Web dev at the end of the world, from Hveragerði, Iceland

Focusing on market share blinds you to growth

According to data from comScore, for example, the overall time spent online with desktop devices in the U.S. has remained relatively stable for the past two years. Time spent with mobile devices has grown rapidly in that time, but the numbers suggest mobile use is adding to desktop use, not subtracting from it.

Mobile Isn’t Killing the Desktop Internet by Jack Marshall

As many commentators pointed out at the time that article was published: mobile phones aren’t killing desktops, they’re killing our free time.

Tech and media obsess over percentages and pay no attention to the underlying values. They regularly bleat headlines like ‘new thing totally dominates old thing!’ and most of us don’t notice that the old thing has actually grown in use, value, and reliability. Too often we assume that all new pieces of tech are replacing the old when they are just as often additive.

Desktop versus mobile is just one example. There are many more.

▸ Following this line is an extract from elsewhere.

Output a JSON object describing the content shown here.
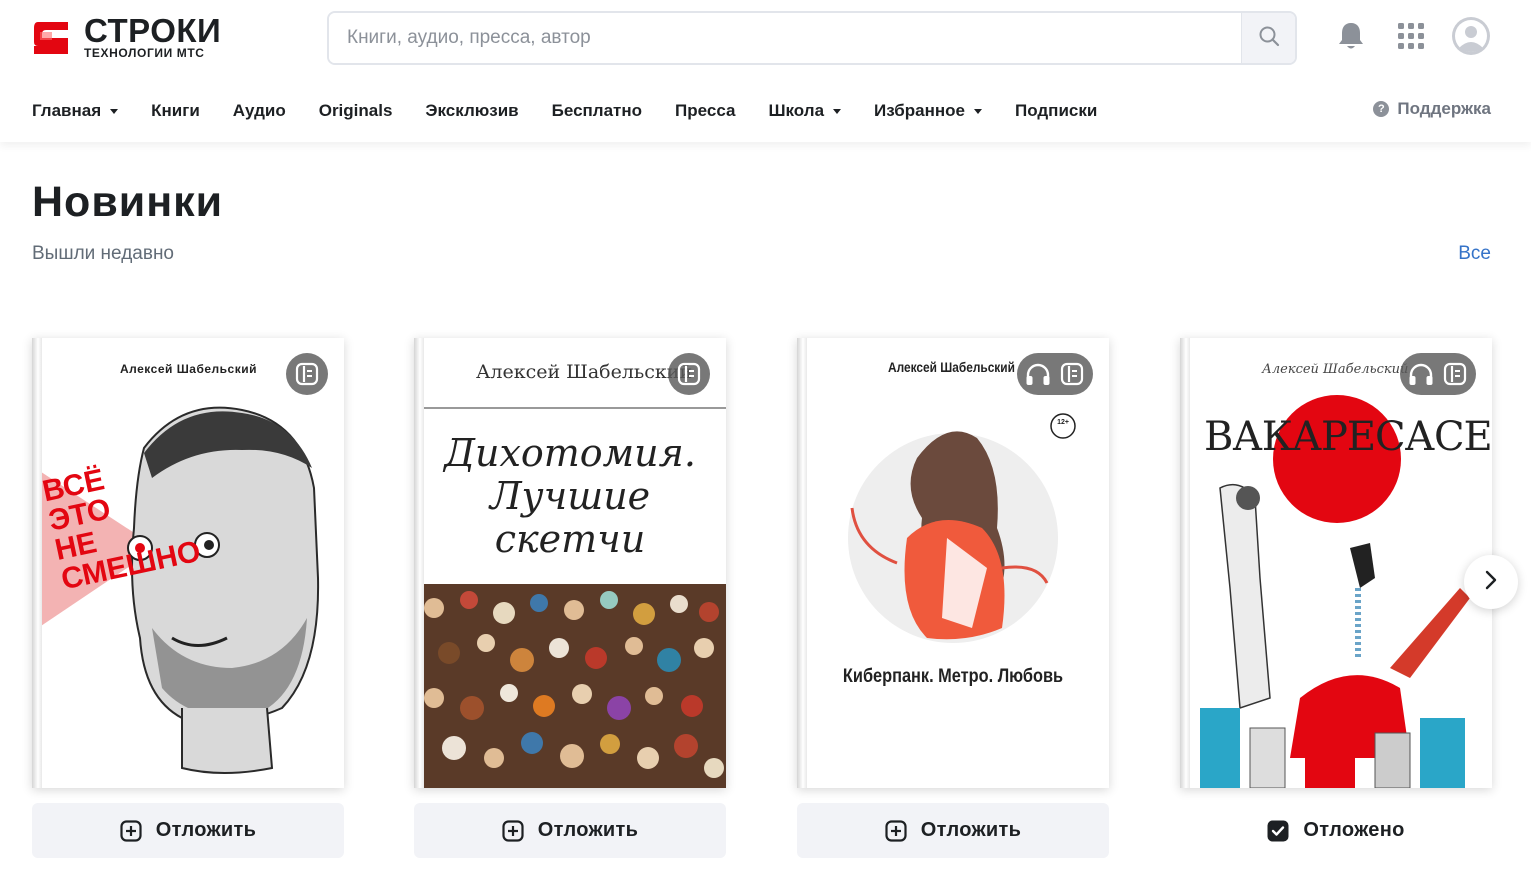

Listen to pundits, developers and journalists and you’d think that nobody uses forums anymore or that not one email has been sent since 2010.

But email, forums, and even blogs are still roughly as big as they were ten years ago, modulo an unsustainable VC-subsidised blip or two.

The tech trends that do tend to die off are those that aren’t sustained by communities. The generic trendsetter blog phenomenon from several years ago wasn’t particularly sustainable because each blog ‘island’ generally only had one inhabitant: the blogger. The ones that survived tended to have strong communities.

Any part of the web or internet that takes on the characteristics of a small township—a small community united around shared needs—is going to last, no matter what the overall percentages of the market look like.